Una proteina indica la presenza della steatosi epatica
Si chiama ATG3. È una proteina che, in base a quanto emerso da uno studio spagnolo pubblicato sul Journal of Hepatology, indicherebbe la presenza della steatosi epatica non alcolica (NAFLD). I ricercatori del gruppo CiMUS Molecular Metabolism, dell’Università di Santiago de Compostela (USC) e il CIBER of Obesity and Nutrition (CIBEROBN) hanno scoperto che inibirla consente non solo di migliorare il metabolismo dei grassi, ma anche conseguentemente di ridurre l’accumulo di lipidi e il danno al fegato.
La NAFLD è una patologia epatica cronica estremamente diffusa nel mondo, tanto da diventare la causa più comune di trapianto. Per effettuare la ricerca, sono stati coinvolti 117 pazienti, di cui 85 con diversi stadi di steatosi epatica e 32 sani.

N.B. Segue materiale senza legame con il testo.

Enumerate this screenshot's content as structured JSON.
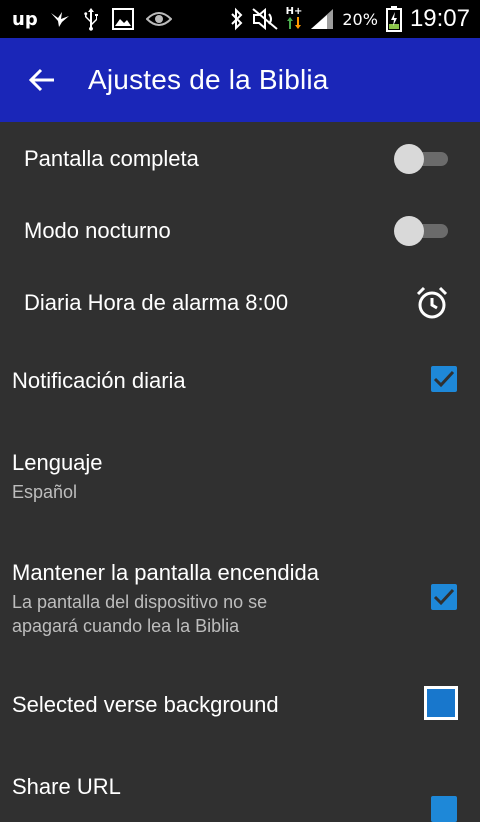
{
  "status_bar": {
    "left_icons": [
      "up-icon",
      "bird-icon",
      "usb-icon",
      "image-icon",
      "eye-icon"
    ],
    "right_icons": [
      "bluetooth-icon",
      "mute-icon",
      "hplus-data-icon",
      "signal-icon",
      "battery-charging-icon"
    ],
    "up_label": "up",
    "network_label": "H+",
    "battery": "20%",
    "time": "19:07"
  },
  "app_bar": {
    "title": "Ajustes de la Biblia"
  },
  "settings": {
    "fullscreen": {
      "label": "Pantalla completa",
      "enabled": false
    },
    "night_mode": {
      "label": "Modo nocturno",
      "enabled": false
    },
    "daily_alarm": {
      "label": "Diaria Hora de alarma 8:00"
    },
    "daily_notification": {
      "label": "Notificación diaria",
      "checked": true
    },
    "language": {
      "label": "Lenguaje",
      "value": "Español"
    },
    "keep_screen_on": {
      "label": "Mantener la pantalla encendida",
      "summary_line1": "La pantalla del dispositivo no se",
      "summary_line2": "apagará cuando lea la Biblia",
      "checked": true
    },
    "selected_verse_background": {
      "label": "Selected verse background",
      "color": "#1877cc"
    },
    "share_url": {
      "label": "Share URL",
      "checked": true
    }
  },
  "colors": {
    "app_bar": "#1a26b8",
    "background": "#303030",
    "accent": "#1e88d8"
  }
}
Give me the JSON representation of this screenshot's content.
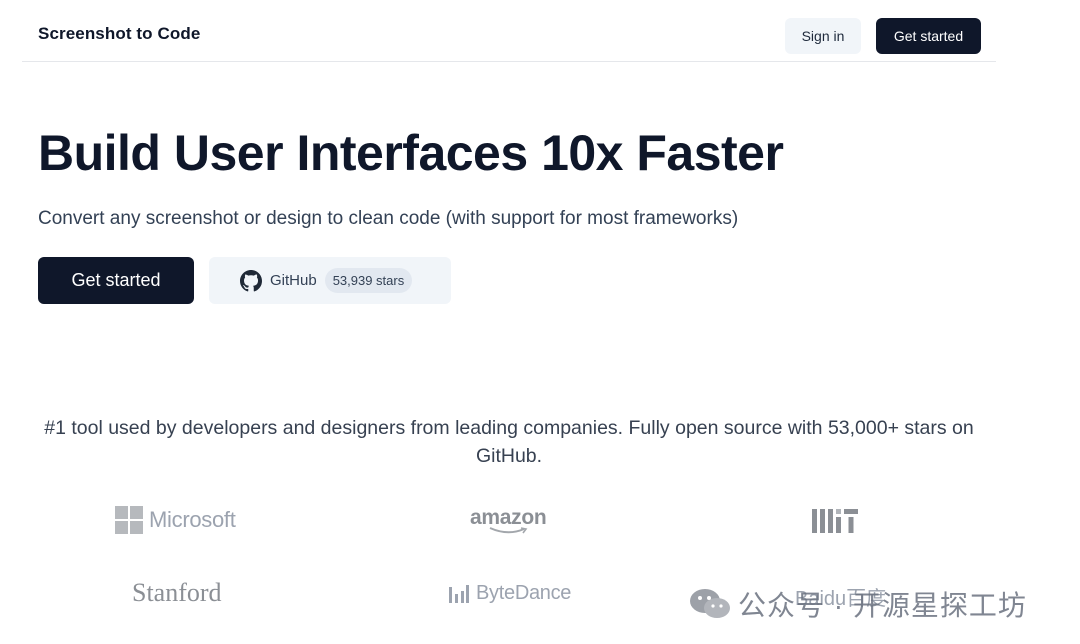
{
  "header": {
    "brand": "Screenshot to Code",
    "sign_in_label": "Sign in",
    "get_started_label": "Get started"
  },
  "hero": {
    "title": "Build User Interfaces 10x Faster",
    "subtitle": "Convert any screenshot or design to clean code (with support for most frameworks)",
    "cta_label": "Get started",
    "github_label": "GitHub",
    "github_stars": "53,939 stars"
  },
  "social_proof": {
    "text": "#1 tool used by developers and designers from leading companies. Fully open source with 53,000+ stars on GitHub."
  },
  "logos": {
    "microsoft": "Microsoft",
    "amazon": "amazon",
    "mit": "MIT",
    "stanford": "Stanford",
    "bytedance": "ByteDance",
    "baidu": "Baidu百度"
  },
  "watermark": {
    "text": "公众号 · 开源星探工坊"
  },
  "colors": {
    "primary": "#0f172a",
    "secondary_bg": "#f1f5f9",
    "logo_gray": "#9ca3af"
  }
}
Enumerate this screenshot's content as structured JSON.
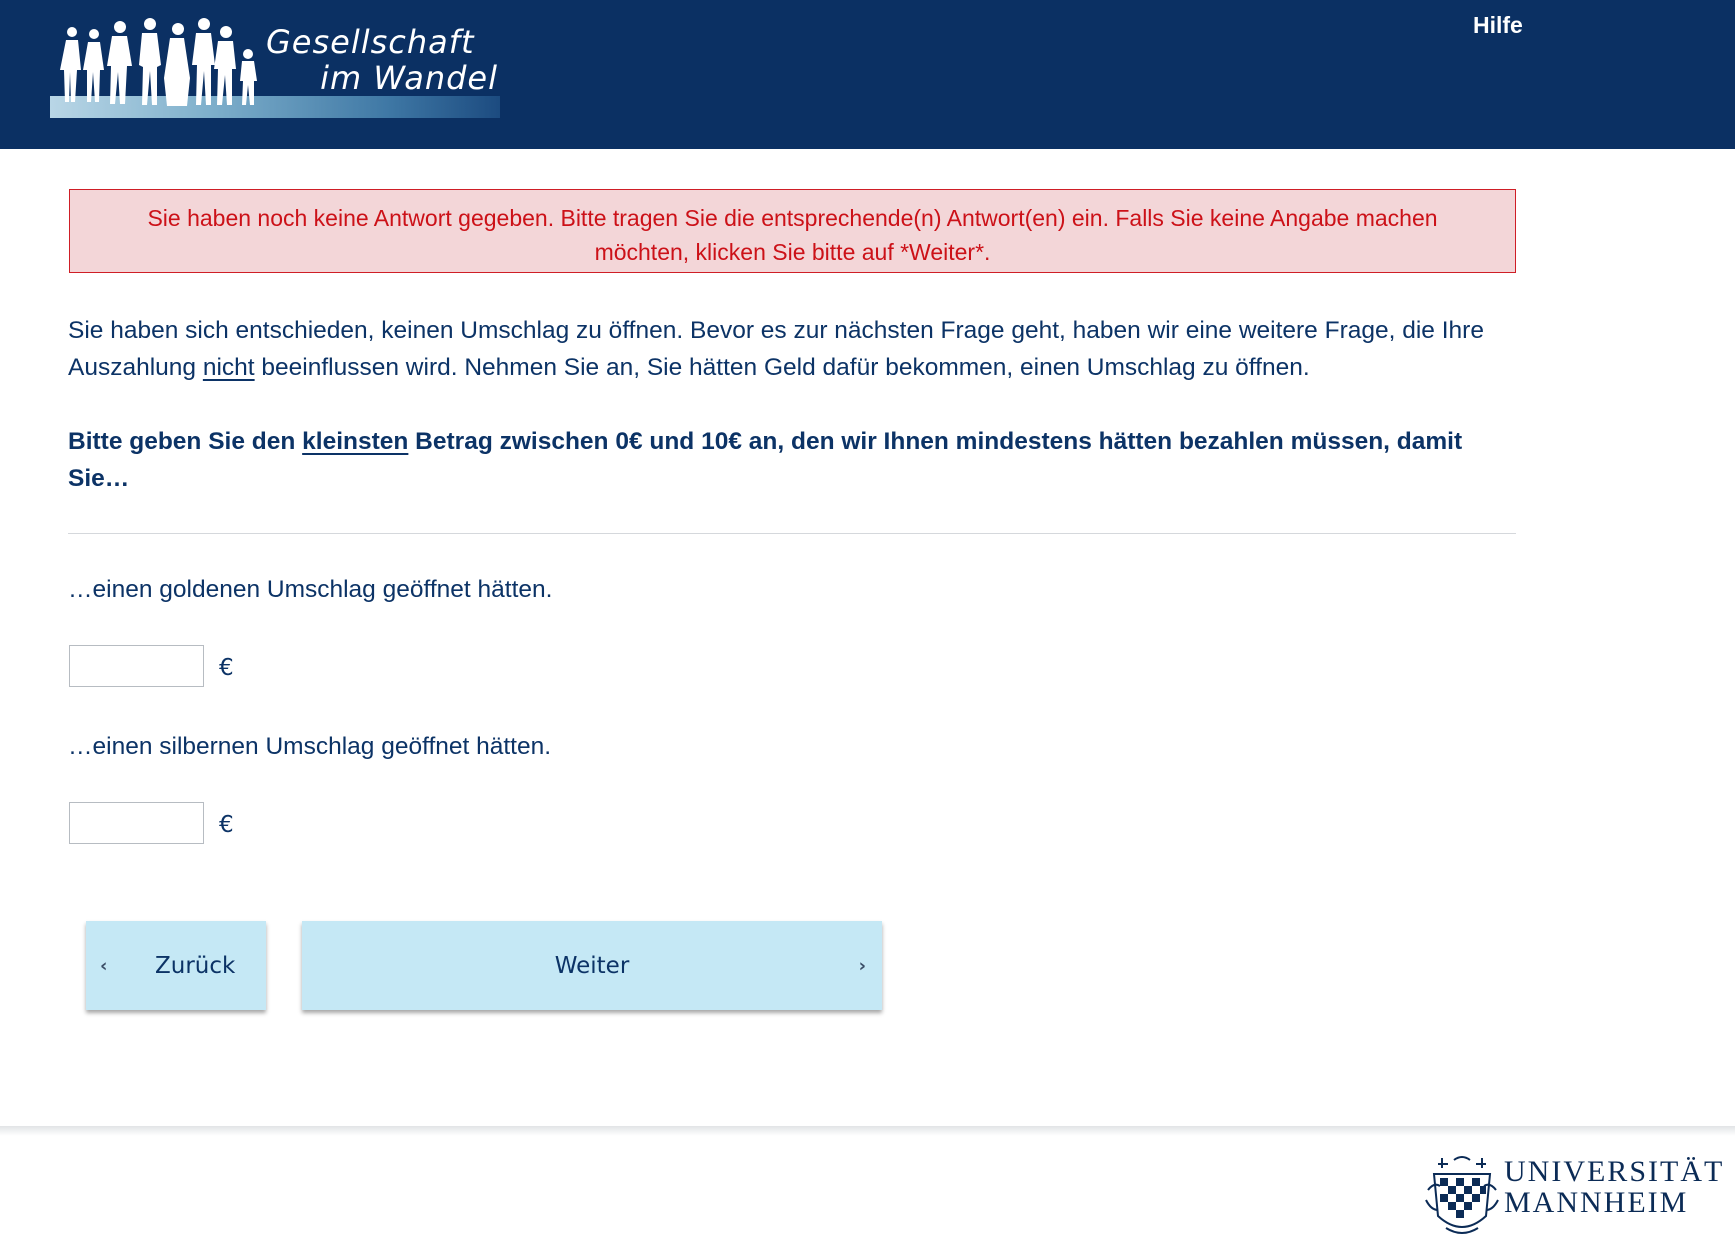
{
  "header": {
    "logo_line1": "Gesellschaft",
    "logo_line2": "im Wandel",
    "help_label": "Hilfe"
  },
  "error": {
    "message": "Sie haben noch keine Antwort gegeben. Bitte tragen Sie die entsprechende(n) Antwort(en) ein. Falls Sie keine Angabe machen möchten, klicken Sie bitte auf *Weiter*."
  },
  "intro": {
    "part1": "Sie haben sich entschieden, keinen Umschlag zu öffnen. Bevor es zur nächsten Frage geht, haben wir eine weitere Frage, die Ihre Auszahlung ",
    "emphasis": "nicht",
    "part2": " beeinflussen wird. Nehmen Sie an, Sie hätten Geld dafür bekommen, einen Umschlag zu öffnen."
  },
  "question": {
    "part1": "Bitte geben Sie den ",
    "emphasis": "kleinsten",
    "part2": " Betrag zwischen 0€ und 10€ an, den wir Ihnen mindestens hätten bezahlen müssen, damit Sie…"
  },
  "items": [
    {
      "label": "…einen goldenen Umschlag geöffnet hätten.",
      "value": "",
      "unit": "€"
    },
    {
      "label": "…einen silbernen Umschlag geöffnet hätten.",
      "value": "",
      "unit": "€"
    }
  ],
  "buttons": {
    "back_label": "Zurück",
    "next_label": "Weiter"
  },
  "footer": {
    "uni_line1": "UNIVERSITÄT",
    "uni_line2": "MANNHEIM"
  },
  "icons": {
    "back": "chevron-left-icon",
    "next": "chevron-right-icon"
  },
  "colors": {
    "header_bg": "#0b3063",
    "text": "#0c3366",
    "error_text": "#cc1118",
    "error_bg": "#f3d6d8",
    "button_bg": "#c5e8f5"
  }
}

Nel corso dello studio è emerso che in presenza della steatosi epatica i livelli di ATG3 erano più elevati nel fegato: lo stesso è stato evidenziato anche nei topi ai quali era stata fatta seguire una dieta ricca di grassi. Fino a questo momento la proteina era stata valutata solo per il suo ruolo nell’autofagia, il procedimento in cui la cellula distrugge il materiale cellulare considerato inutile per l’organismo.
Il punto di forza di questo studio e le prospettive che apre in chiave futura riguardano la possibilità di considerare la proteina ATG3 come un vero e proprio bersaglio terapeutico da colpire per trattare la steatosi epatica non alcolica. Inibirla significa aumentare i livelli di Sirtuin 1 (SIRT1) e della carnitina palmitoiltransferasi 1a (CPT1a), due proteine coinvolte nella funzione mitocondriale.